Sr. Elisabeth of the Trinity could be described as the mystic of the contemplative soul of Mary. As a Carmelite, she specifically contemplated the prayer life of the Blessed Virgin and was able to understand it in a very deep way.
“It seems to me that the attitude of the Virgin during the months which elapsed between the Annunciation and the Nativity, is the model for interior souls.…In what peace, in what recollection did Mary surrender herself and gave herself to all things. How the most banal things were divinized in her, because, through everything, the Virgin remained adoring the gift of God.”

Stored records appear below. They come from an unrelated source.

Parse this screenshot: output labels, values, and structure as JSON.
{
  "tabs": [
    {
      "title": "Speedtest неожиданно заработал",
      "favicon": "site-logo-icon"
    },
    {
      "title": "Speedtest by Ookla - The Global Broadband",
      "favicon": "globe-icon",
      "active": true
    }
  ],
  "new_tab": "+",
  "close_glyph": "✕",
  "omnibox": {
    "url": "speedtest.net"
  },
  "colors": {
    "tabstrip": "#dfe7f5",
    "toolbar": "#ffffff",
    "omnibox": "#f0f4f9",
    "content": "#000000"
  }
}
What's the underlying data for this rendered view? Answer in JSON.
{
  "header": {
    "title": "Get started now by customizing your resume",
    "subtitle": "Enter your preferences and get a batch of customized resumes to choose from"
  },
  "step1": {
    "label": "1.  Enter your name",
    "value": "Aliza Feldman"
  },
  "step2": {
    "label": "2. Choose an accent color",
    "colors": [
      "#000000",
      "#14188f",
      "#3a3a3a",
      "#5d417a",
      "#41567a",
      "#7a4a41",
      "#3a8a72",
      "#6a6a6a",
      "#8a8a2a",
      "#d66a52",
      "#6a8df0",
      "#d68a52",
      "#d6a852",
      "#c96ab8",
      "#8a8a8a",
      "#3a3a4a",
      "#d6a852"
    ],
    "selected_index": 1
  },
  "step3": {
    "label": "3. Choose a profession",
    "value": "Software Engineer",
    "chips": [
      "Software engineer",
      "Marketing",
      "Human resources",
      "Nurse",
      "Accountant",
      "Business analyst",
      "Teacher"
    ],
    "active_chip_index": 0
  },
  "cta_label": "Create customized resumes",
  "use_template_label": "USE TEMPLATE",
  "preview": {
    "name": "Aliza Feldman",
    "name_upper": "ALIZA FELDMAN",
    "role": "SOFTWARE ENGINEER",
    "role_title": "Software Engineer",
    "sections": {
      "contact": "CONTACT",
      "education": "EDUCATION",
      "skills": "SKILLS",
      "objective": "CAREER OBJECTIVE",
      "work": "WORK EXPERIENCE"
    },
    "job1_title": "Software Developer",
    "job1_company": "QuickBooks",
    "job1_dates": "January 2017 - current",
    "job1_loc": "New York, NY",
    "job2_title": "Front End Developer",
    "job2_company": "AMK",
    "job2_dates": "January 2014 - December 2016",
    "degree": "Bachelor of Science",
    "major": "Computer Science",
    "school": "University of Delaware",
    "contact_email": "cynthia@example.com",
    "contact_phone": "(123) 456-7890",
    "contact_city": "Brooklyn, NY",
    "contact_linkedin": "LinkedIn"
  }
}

“That did not stop her from spending time outdoors when it came to exercising charity. The Gospel tells us that Mary “traveled with all speed over the mountains of Judea to go to her cousin Elisabeth” (Lk 1:39). Never, with the ineffable vision she contemplated, did her outward charity diminish.”
“Mary, her soul is so simple, the movements in it are so deep that they cannot come as a surprise; she seems to reproduce on earth this life which is that of the divine Being, of the simple Being. Also, it is so transparent, so luminous, that one would take it for light.
“ ‘The Virgin kept these things in her heart.’ Her whole story can be summed up in these few words: it was in her heart that she lived and to such depths that the gaze cannot follow her.”
When I read in the Gospel that “Mary traveled in all haste to the mountains of Judea” to go and fulfill her office of charity near her cousin Elisabeth, I see her pass beautiful, calm, majestic, collected within with the Word of God. Like him, her prayer was always this: “Ecce. Here I am.” Who? The servant of the Lord, the least of the creatures. She, His Mother.”
The main purpose of prayer is to contemplate, to glorify, to console, to love God Himself, God alone, to ask for His forgiveness and to become small before Him, to let oneself be led, taught, and loved by Him.
St. Louis-Marie de Montfort compares Mary to a magnificent mountain on which God made His home, “on which Jesus teaches and dwells forever, where one is transfigured with Him, where one dies with Him, where one goes up with Him into heaven.” Therefore, to climb this mountain signifies concretely uniting with Mary in prayer and consummating our ascent to God.
Finally, the same saint calls Mary, the oratory, the house in which God dwells, the place where we find Him. The good atmosphere in which the Trinity delights itself is only to be found in this house: the most profound recollection, respectful silence, ineffable beauty and simplicity, the incense of adoration, the presence of God, Paradise on Earth!